Almanya'da da Türkler oy kullanıyor. Bunların bazıları Almanca bilmiyor bu ekstrem olaylardır. Sayıları düşüktür. Suriye bizim iklimimizin insanları ve Suriyeliler oto kontrolü olan insanlar. Biz bazı yerleri de bu insanlara kapattık. İstanbul'u Suriyelileri kapattık. Mesela biz Fatih'de yabancı öğrenci veya çalışanı da kapattık. Terörden arındırılmış bölgelere dönenler oldu. Bir kısmı döndü, barınamayıp tekrar geldiler. Onları orada barındırmak istemeyenler var. Onların orada yerleşmesini istemiyorlar. PKK da bunu istemiyor, PYD de bunu istemiyor, bence rejim de bunu istemiyor. Devlet politikası olarak biz bu insanları uzun yıllar vatandaşlık konusunda desteklemiyorduk. Türkmenleri orada bölgenin savunmaları karşılığında bırakmayı düşünüyorduk ama baktık olmuyor ki bu insanları kabul etmek zorunda kaldık. Operasyon yaptığımız, terörden arındırılmış yerde 6 milyon insan tutuyoruz. Buradan askeri çekerseniz, orayı PYD ele geçirir. Bu da oradan buraya 6 milyon göç demek. Amerika'nın yapmak istediği şu; Bölgeye bir terör devleti kurmak ve 100 bu ülkeleri bununla yormak. Türkiye buna rıza göster mi?
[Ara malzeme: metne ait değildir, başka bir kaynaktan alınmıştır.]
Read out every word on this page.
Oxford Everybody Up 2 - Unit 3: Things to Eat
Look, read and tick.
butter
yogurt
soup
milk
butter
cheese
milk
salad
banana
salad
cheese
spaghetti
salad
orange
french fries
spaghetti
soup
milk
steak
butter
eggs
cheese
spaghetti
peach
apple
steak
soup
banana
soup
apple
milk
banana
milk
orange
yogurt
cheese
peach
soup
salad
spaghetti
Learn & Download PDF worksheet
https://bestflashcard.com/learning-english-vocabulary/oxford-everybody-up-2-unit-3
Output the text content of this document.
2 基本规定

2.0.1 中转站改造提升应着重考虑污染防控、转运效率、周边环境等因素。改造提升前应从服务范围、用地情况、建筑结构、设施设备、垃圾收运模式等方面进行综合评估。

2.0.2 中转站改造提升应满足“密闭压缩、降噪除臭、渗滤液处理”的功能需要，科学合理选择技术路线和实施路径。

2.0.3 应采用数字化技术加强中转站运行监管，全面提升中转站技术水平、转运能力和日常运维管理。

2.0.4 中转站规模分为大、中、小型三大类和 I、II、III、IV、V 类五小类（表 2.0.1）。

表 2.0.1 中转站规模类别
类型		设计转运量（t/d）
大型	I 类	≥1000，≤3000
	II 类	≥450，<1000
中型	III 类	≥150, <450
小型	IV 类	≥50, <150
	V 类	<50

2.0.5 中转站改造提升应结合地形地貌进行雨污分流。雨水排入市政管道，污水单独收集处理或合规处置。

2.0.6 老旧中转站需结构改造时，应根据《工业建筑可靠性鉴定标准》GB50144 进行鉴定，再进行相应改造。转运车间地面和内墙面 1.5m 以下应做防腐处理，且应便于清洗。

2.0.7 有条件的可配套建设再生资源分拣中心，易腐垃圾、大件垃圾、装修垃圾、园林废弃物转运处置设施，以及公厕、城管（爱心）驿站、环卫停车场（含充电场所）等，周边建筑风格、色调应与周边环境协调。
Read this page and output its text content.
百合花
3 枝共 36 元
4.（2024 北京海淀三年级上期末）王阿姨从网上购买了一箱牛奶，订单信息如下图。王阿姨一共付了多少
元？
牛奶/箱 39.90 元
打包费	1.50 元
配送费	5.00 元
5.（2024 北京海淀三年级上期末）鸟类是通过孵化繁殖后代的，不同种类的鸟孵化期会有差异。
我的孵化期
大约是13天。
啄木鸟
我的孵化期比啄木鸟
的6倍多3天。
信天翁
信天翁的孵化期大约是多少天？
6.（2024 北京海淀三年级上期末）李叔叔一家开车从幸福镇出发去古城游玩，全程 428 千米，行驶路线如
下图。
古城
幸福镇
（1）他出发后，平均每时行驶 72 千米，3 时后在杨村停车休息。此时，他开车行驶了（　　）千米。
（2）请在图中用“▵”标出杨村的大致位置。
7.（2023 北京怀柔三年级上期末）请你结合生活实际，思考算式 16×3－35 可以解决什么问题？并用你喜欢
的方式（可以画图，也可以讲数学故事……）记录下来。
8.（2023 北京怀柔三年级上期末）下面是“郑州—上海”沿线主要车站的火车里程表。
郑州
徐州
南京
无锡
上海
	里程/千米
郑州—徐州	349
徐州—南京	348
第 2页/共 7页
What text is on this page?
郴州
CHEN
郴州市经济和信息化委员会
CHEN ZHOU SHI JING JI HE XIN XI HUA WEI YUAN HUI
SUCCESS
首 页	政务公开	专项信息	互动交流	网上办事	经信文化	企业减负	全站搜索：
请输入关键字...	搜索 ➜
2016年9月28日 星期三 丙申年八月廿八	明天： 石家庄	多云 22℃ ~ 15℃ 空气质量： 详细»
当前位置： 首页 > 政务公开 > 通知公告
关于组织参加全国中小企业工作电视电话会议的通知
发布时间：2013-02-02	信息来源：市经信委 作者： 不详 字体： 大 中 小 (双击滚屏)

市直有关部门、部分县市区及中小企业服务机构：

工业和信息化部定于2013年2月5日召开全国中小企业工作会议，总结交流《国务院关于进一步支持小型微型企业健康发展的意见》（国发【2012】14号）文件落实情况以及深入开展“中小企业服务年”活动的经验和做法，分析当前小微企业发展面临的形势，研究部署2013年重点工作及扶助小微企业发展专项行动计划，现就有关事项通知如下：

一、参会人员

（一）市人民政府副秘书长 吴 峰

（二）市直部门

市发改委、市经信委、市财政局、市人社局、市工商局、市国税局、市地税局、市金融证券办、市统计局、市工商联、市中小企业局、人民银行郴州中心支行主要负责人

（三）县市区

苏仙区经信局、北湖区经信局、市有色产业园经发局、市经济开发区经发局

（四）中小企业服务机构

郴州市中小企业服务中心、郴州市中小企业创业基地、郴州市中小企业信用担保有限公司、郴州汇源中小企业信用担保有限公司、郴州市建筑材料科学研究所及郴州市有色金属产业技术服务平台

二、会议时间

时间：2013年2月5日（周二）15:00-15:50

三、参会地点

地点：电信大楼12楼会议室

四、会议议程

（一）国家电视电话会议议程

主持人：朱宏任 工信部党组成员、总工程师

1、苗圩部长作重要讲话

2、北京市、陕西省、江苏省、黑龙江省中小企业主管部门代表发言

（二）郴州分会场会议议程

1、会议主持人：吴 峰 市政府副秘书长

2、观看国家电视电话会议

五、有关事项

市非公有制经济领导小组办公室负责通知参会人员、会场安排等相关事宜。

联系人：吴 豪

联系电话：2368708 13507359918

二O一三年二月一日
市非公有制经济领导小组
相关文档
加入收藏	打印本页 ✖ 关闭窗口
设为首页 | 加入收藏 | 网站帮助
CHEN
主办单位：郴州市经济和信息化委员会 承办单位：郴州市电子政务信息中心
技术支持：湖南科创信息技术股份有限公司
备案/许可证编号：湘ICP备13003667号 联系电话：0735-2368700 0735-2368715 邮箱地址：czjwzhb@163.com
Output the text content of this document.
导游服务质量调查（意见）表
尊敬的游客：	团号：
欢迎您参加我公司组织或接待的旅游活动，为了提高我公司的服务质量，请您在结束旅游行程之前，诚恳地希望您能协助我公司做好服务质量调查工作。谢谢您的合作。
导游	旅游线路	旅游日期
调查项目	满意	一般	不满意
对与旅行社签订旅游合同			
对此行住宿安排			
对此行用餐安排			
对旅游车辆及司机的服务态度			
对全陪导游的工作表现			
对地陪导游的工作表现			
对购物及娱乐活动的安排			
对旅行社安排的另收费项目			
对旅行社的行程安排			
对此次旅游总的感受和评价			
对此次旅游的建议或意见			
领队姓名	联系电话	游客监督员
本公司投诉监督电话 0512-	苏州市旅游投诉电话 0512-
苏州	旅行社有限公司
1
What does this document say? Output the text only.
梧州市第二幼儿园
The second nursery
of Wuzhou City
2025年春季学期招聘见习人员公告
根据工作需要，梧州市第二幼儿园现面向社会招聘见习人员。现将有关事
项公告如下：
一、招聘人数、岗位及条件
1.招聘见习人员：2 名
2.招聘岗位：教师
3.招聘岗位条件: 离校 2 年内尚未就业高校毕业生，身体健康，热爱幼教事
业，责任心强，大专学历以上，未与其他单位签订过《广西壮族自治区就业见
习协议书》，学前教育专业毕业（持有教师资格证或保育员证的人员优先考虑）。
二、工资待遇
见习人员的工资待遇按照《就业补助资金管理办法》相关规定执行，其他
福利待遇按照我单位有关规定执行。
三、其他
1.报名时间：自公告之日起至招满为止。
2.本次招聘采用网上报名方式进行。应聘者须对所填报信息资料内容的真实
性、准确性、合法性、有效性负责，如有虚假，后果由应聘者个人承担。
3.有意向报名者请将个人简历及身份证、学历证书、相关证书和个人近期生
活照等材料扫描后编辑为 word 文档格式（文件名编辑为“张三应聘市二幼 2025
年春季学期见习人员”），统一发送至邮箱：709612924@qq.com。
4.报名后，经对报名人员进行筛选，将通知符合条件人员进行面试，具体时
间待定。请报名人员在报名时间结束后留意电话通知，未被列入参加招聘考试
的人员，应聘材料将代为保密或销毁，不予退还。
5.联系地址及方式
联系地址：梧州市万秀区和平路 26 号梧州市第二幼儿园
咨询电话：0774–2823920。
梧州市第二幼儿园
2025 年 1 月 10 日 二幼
'SURİYELİLERİN %70'İ GİDERİM DİYOR'
Yaklaşık 1 yıldır Suriye'de bunun çalışmaları sürüyor. Katar Emiri ben Suriye konusunda yardım yapmak istiyorum dedi. Sayın Cumhurbaşkanımız burada BM'de gelin buraya ev yapalım dedi. Oradaki devletler yaklaşmadı buna. Katar Emiri de biriket evler konusunda destek olmak istedi. Biz bunu bulduk ama bizden sonra vatandaşlar da kendileri yapmaya başladı. Diğer tarafta Türkmen bölgeler var. En önemli bölgelerden birisi. 240 bin konutu Katar yapıyor, biz yapmıyoruz. Burada Katar diyor ki bir bölümünü ben yapacağım, bir bölümünü de sizinle beraber. 23 bin konutun yapımı çarşamba günü başlıyor. Katar'ın ortaya koyduğu şart ne? Katar diyor ki Türkiye'de yaşayan insanlar ancak buraya göç edebilir diyor. Yani buradaki insanları oraya göç ettirmek üzerine kurulmuş bir eylem. Elbab, Cerablus ve Tel Abyad'da böyle bir şehir yapılacak. Biz soruyoruz siz gider misiniz diyoruz, %70'i giderim diyor. Burada Katar buradan para almayacak, aynı zamanda 7-8 sene kaldıktan sonra ben sana sahiplendireceğim diyor. O bölgede sanayi sitesi kurduk. Merkel rasyonel bir siyasetçidir. Ben Merkel'i bunlardan ayırırım. Bunların insana ihtiyacı var. Bunlar göçmenleri Türkiye'de tutup daha sonra kendilerine almayı düşünüyorlar. Bunların üretime ihtiyacı var. Zaten 550 bini dönmüş burada böyle bir olanak verirsen 1 milyonu da dönmez mi?